Brexit & Ireland, and the two elephants in the room
I’ve just finished reading Tony Connelly’s “Brexit and Ireland: The Dangers, the Opportunities, and the Inside Story of the Irish Response”. It’s a good book, even though some bits are highly specific to Ireland, and it’s definitely worth reading.
However, the author almost completely ignored two elephants in the room by assuming the constitutional order won’t change: Scottish independence and Irish reunification.
The book hardly mentions Scotland at all, and Scottish independence is completely absent. Perhaps he simply assumes that it won’t happen soon enough to be relevant, but if it does happen within the next couple of years, the consequences could be extremely important for Ireland, so one would have thought it would have warranted a brief mention at least. I think I also expected an Irish observer to distinguish between the English and Scottish perspectives, rather than treating Britain almost as a uniform entity. But perhaps that’s appropriate – in spite of Scotland’s desire to Remain, it’s not clear that there will be another independence referendum in time to allow it to happen, and Westminster don’t seem to have any desire to grant Scotland a different kind of Brexit from England; so from a foreign perspective Scotland might as well be ignored. This feels very harsh when you’re a pro-indy remainer in Scotland, but sometimes it’s useful to see yourself as others see you, as Burns liked to remind us.
I find it even more surprising that the prospect of Irish reunification gets ignored.
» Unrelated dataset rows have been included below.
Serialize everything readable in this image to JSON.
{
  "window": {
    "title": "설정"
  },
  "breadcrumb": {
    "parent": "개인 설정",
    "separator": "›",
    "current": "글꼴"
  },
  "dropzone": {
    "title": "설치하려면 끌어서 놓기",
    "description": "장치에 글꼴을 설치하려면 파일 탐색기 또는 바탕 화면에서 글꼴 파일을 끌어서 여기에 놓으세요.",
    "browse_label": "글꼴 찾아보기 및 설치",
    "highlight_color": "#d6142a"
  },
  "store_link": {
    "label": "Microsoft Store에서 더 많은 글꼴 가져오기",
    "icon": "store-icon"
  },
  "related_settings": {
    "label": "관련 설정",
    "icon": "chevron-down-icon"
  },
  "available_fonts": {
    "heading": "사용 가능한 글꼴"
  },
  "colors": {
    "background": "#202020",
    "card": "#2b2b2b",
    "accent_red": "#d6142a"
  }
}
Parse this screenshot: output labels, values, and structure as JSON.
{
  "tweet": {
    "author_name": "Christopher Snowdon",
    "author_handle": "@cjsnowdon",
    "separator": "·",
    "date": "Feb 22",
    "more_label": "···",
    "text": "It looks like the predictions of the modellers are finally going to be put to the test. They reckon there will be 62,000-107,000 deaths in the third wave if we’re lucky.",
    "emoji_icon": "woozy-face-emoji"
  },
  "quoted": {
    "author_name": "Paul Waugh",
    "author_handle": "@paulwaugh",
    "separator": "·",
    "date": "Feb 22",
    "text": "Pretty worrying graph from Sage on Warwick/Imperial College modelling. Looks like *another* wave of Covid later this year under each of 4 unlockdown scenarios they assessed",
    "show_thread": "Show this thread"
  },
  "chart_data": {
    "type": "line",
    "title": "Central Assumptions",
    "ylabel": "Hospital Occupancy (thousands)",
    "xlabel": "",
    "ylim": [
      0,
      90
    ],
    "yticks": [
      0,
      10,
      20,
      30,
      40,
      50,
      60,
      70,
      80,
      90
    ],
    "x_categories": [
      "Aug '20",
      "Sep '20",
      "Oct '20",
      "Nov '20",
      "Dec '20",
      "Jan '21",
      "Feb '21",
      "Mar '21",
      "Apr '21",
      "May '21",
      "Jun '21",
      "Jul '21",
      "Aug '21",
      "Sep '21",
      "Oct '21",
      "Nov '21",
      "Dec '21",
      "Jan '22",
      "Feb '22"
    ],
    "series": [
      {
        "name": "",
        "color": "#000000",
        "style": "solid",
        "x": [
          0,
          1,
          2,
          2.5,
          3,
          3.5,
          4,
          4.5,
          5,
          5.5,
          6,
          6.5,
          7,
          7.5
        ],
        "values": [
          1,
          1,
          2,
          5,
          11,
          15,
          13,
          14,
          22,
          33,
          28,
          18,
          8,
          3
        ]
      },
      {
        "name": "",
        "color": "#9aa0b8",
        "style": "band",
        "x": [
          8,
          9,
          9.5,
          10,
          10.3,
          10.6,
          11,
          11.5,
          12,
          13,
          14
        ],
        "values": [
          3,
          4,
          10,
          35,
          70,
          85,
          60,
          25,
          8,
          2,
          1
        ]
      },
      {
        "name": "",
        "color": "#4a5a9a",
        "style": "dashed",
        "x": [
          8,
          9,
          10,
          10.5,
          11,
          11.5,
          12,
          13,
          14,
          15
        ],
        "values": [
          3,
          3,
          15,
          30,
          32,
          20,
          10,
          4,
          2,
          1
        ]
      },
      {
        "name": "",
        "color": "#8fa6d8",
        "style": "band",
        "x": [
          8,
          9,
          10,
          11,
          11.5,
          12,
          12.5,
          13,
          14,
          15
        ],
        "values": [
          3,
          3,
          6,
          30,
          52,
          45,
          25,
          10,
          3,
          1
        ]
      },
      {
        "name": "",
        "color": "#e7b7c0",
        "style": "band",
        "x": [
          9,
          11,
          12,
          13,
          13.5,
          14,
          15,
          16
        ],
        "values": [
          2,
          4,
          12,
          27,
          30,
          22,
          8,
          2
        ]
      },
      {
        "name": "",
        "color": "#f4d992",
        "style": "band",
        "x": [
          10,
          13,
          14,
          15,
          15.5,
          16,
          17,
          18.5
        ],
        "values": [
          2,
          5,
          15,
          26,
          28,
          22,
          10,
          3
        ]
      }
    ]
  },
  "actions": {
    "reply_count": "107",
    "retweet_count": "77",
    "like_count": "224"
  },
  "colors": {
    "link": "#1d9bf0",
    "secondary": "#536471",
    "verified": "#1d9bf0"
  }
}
It is hard to imagine that it can happen before Brexit, but you never know. After all, the Good Friday Agreement says this about a border poll:
1. The Secretary of State may by order direct the holding of a poll for the purposes of section 1 on a date specified in the order.
2. Subject to paragraph 3, the Secretary of State shall exercise the power
under paragraph 1 if at any time it appears likely to him that a majority of those voting would express a wish that Northern Ireland should cease to
be part of the United Kingdom and form part of a united Ireland.
3. The Secretary of State shall not make an order under paragraph 1
earlier than seven years after the holding of a previous poll under this
Interestingly, it does not say anything about a majority in the Assembly or anything like that – the way I’m reading it, if a string of opinion polls express a clear majority for reunification, the Northern Irish Secretary will have to organise a referendum, and that might happen sooner rather than later if many people start worrying that their jobs will get lost due to a hard border cutting across the island of Ireland. Of course people had assumed that a border poll would only happen when the Catholic community had overtaken the Protestant one numerically, but there’s nothing preventing Brexit from being the event that creates a majority in favour of reunification.
I guess he didn’t want to speculate too much about hypothetical events, but so many of the negative consequences of Brexit could be avoided if Ireland reunified, so I would certainly have found it useful if he had been more open about it as a possible solution.
As far as I know, Tony Connelly has been based in Brussels for a number of years, so I cannot help wondering whether his approach to these two issues reflects the general feeling on the continent, or whether it reflects the current thinking in Ireland.
2 thoughts on “Brexit & Ireland, and the two elephants in the room”
I do find it interesting that Arlene Fosters constituency voted strongly to remain.
I wonder how many of those folk (and folk in other constituencies) will be reassessing who they vote for in Stormont in view of the DUP determination to stick with Westminster and the Union regardless of the economic impact on the province.
Yes, that’s a good point. How will they prioritise (1) their hatred of the EU, (2) their opposition to Irish reunification, and (3) their loyalty to Westminster and the Tories there?